Gardner lived in an otherwise comfortable house in the town of Cahaba, Alabama, an enclave of columned mansions, storefronts, and shanties that spread across the floodplain of the Alabama and Cahaba rivers. The town had been the state capital in the 1820s but, like Campbellton, Georgia, had been sliding toward obs
curity since before the war, primarily because it was prone to floods. The local railroad had gone bankrupt, and the Confederate Army had torn up the tracks to repair more important lines elsewhere. But in June 1863, the town took on one final momentous role as a portal into the darkest underworld of the war. Gardner’s house stood next door to the prison, providing her with an unenviable box seat.

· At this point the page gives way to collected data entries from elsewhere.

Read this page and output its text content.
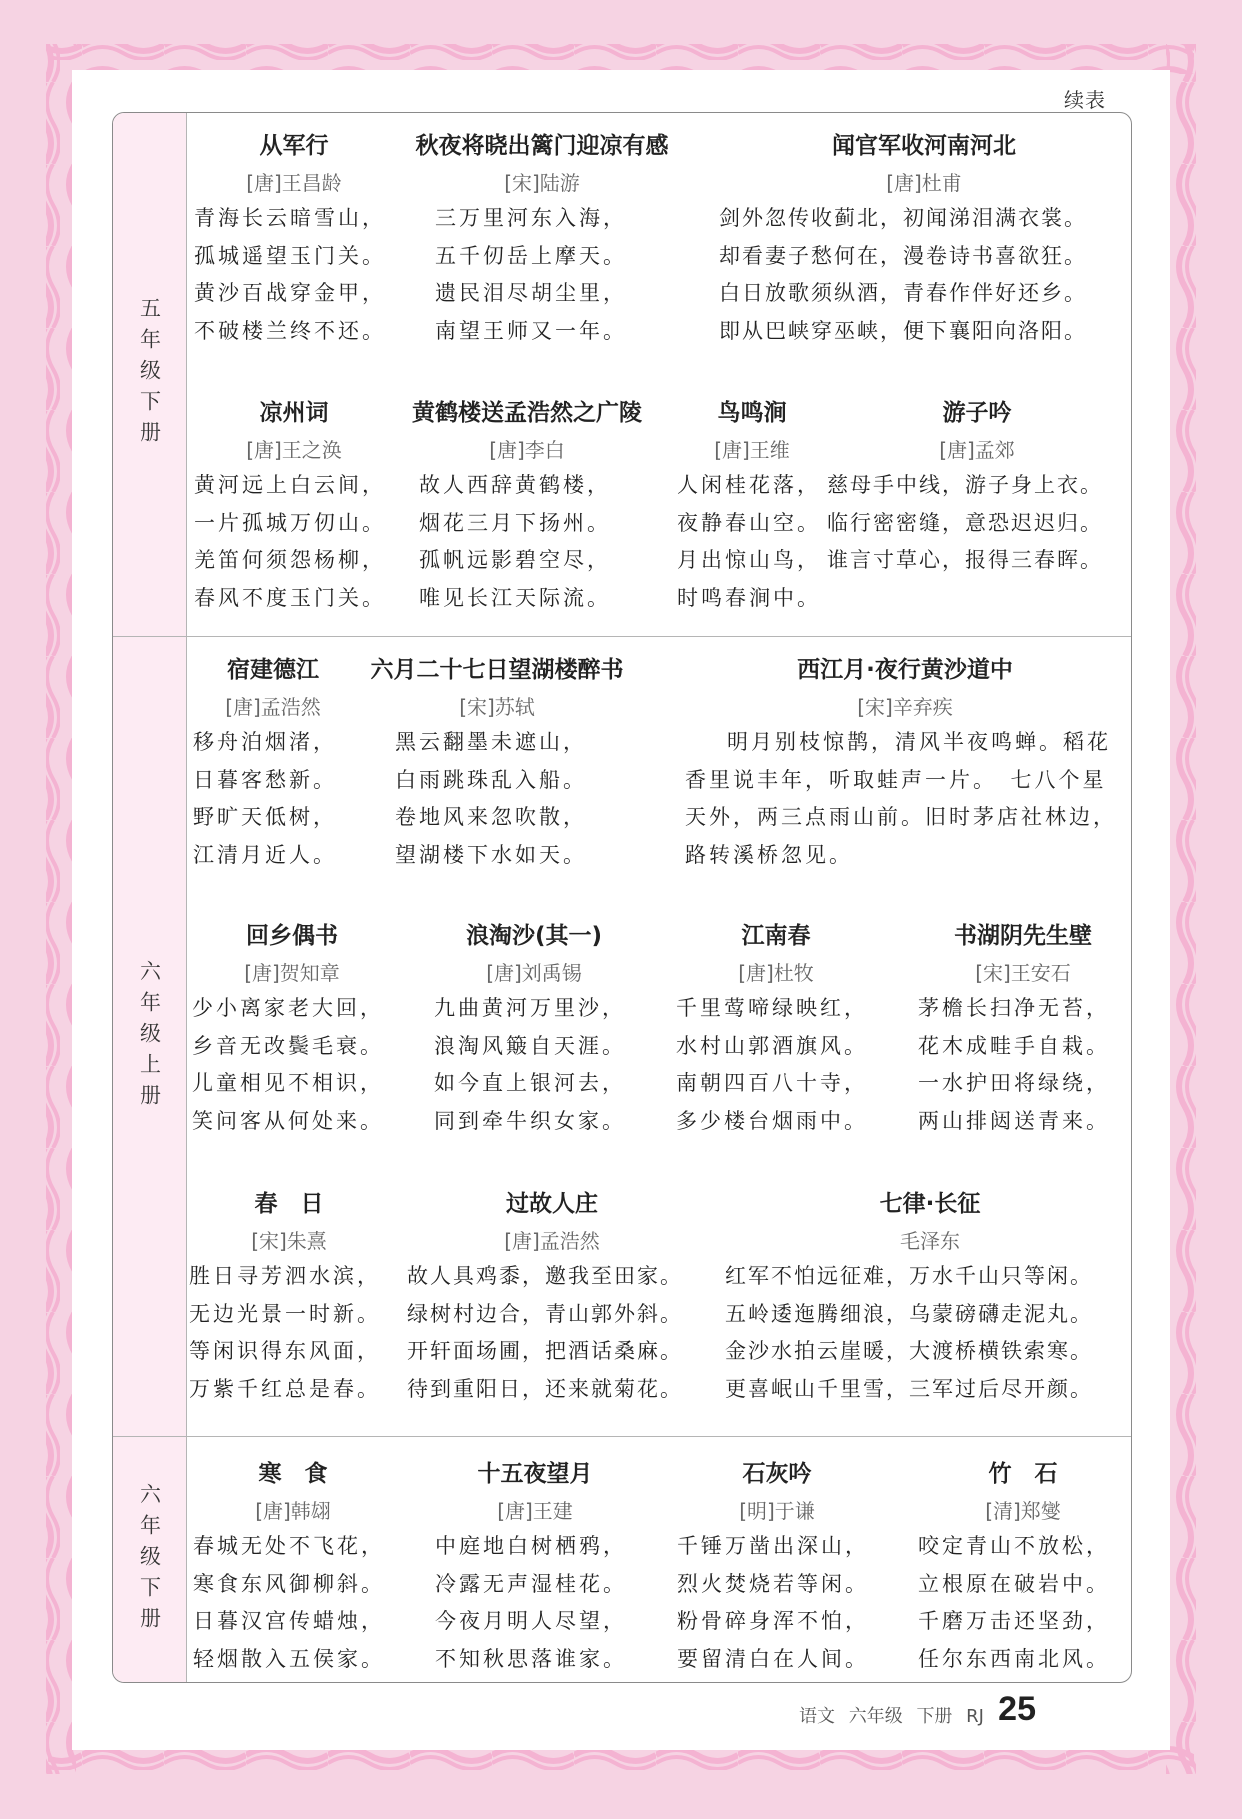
续表
五年级下册
从军行
[唐]王昌龄
青海长云暗雪山，
孤城遥望玉门关。
黄沙百战穿金甲，
不破楼兰终不还。
秋夜将晓出篱门迎凉有感
[宋]陆游
三万里河东入海，
五千仞岳上摩天。
遗民泪尽胡尘里，
南望王师又一年。
闻官军收河南河北
[唐]杜甫
剑外忽传收蓟北，初闻涕泪满衣裳。
却看妻子愁何在，漫卷诗书喜欲狂。
白日放歌须纵酒，青春作伴好还乡。
即从巴峡穿巫峡，便下襄阳向洛阳。
凉州词
[唐]王之涣
黄河远上白云间，
一片孤城万仞山。
羌笛何须怨杨柳，
春风不度玉门关。
黄鹤楼送孟浩然之广陵
[唐]李白
故人西辞黄鹤楼，
烟花三月下扬州。
孤帆远影碧空尽，
唯见长江天际流。
鸟鸣涧
[唐]王维
人闲桂花落，
夜静春山空。
月出惊山鸟，
时鸣春涧中。
游子吟
[唐]孟郊
慈母手中线，游子身上衣。
临行密密缝，意恐迟迟归。
谁言寸草心，报得三春晖。
六年级上册
宿建德江
[唐]孟浩然
移舟泊烟渚，
日暮客愁新。
野旷天低树，
江清月近人。
六月二十七日望湖楼醉书
[宋]苏轼
黑云翻墨未遮山，
白雨跳珠乱入船。
卷地风来忽吹散，
望湖楼下水如天。
西江月·夜行黄沙道中
[宋]辛弃疾
明月别枝惊鹊，清风半夜鸣蝉。稻花香里说丰年，听取蛙声一片。　七八个星天外，两三点雨山前。旧时茅店社林边，路转溪桥忽见。
回乡偶书
[唐]贺知章
少小离家老大回，
乡音无改鬓毛衰。
儿童相见不相识，
笑问客从何处来。
浪淘沙(其一)
[唐]刘禹锡
九曲黄河万里沙，
浪淘风簸自天涯。
如今直上银河去，
同到牵牛织女家。
江南春
[唐]杜牧
千里莺啼绿映红，
水村山郭酒旗风。
南朝四百八十寺，
多少楼台烟雨中。
书湖阴先生壁
[宋]王安石
茅檐长扫净无苔，
花木成畦手自栽。
一水护田将绿绕，
两山排闼送青来。
春　日
[宋]朱熹
胜日寻芳泗水滨，
无边光景一时新。
等闲识得东风面，
万紫千红总是春。
过故人庄
[唐]孟浩然
故人具鸡黍，邀我至田家。
绿树村边合，青山郭外斜。
开轩面场圃，把酒话桑麻。
待到重阳日，还来就菊花。
七律·长征
毛泽东
红军不怕远征难，万水千山只等闲。
五岭逶迤腾细浪，乌蒙磅礴走泥丸。
金沙水拍云崖暖，大渡桥横铁索寒。
更喜岷山千里雪，三军过后尽开颜。
六年级下册
寒　食
[唐]韩翃
春城无处不飞花，
寒食东风御柳斜。
日暮汉宫传蜡烛，
轻烟散入五侯家。
十五夜望月
[唐]王建
中庭地白树栖鸦，
冷露无声湿桂花。
今夜月明人尽望，
不知秋思落谁家。
石灰吟
[明]于谦
千锤万凿出深山，
烈火焚烧若等闲。
粉骨碎身浑不怕，
要留清白在人间。
竹　石
[清]郑燮
咬定青山不放松，
立根原在破岩中。
千磨万击还坚劲，
任尔东西南北风。
语文 六年级 下册 RJ 25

By late October 1864, Gardner could see the prisoners hugging their shoulders against the chill of autumn. The weather was invigorating and brisk for anyone who had only to pull cloaks, blankets, and gloves from the cedar chest, pick the last of the season’s roses, and lay a cozy fire on the hearth. But the prisoners were dangerously exposed, and the halcyon sky, open to the cool, clear air pushing down from the north, was a harbinger of the deadly chill to come.
The prisoners’ suffering was not a significant source of concern for most of the people of Cahaba, who had problems of their own. The Confederacy was running short of food and supplies; the rebellion was not going well; and the women’s husbands, sons, and brothers were fighting and dying on distant battlefields. The prisoners’ countless small fires sent smoke through both the stockade and the town, and everyone within range could smell the stench of sickness, of death, and of the god-awful latrines. Occasionally, the report of a guard’s rifle echoed across the river. The muffled chatter during the day, the occasional moans and cries at night, provided the background noise at every table. But the prisoners themselves were largely a faceless, nameless mass. On Sundays, when the church held services next door, the parishioners’ singing drowned them out.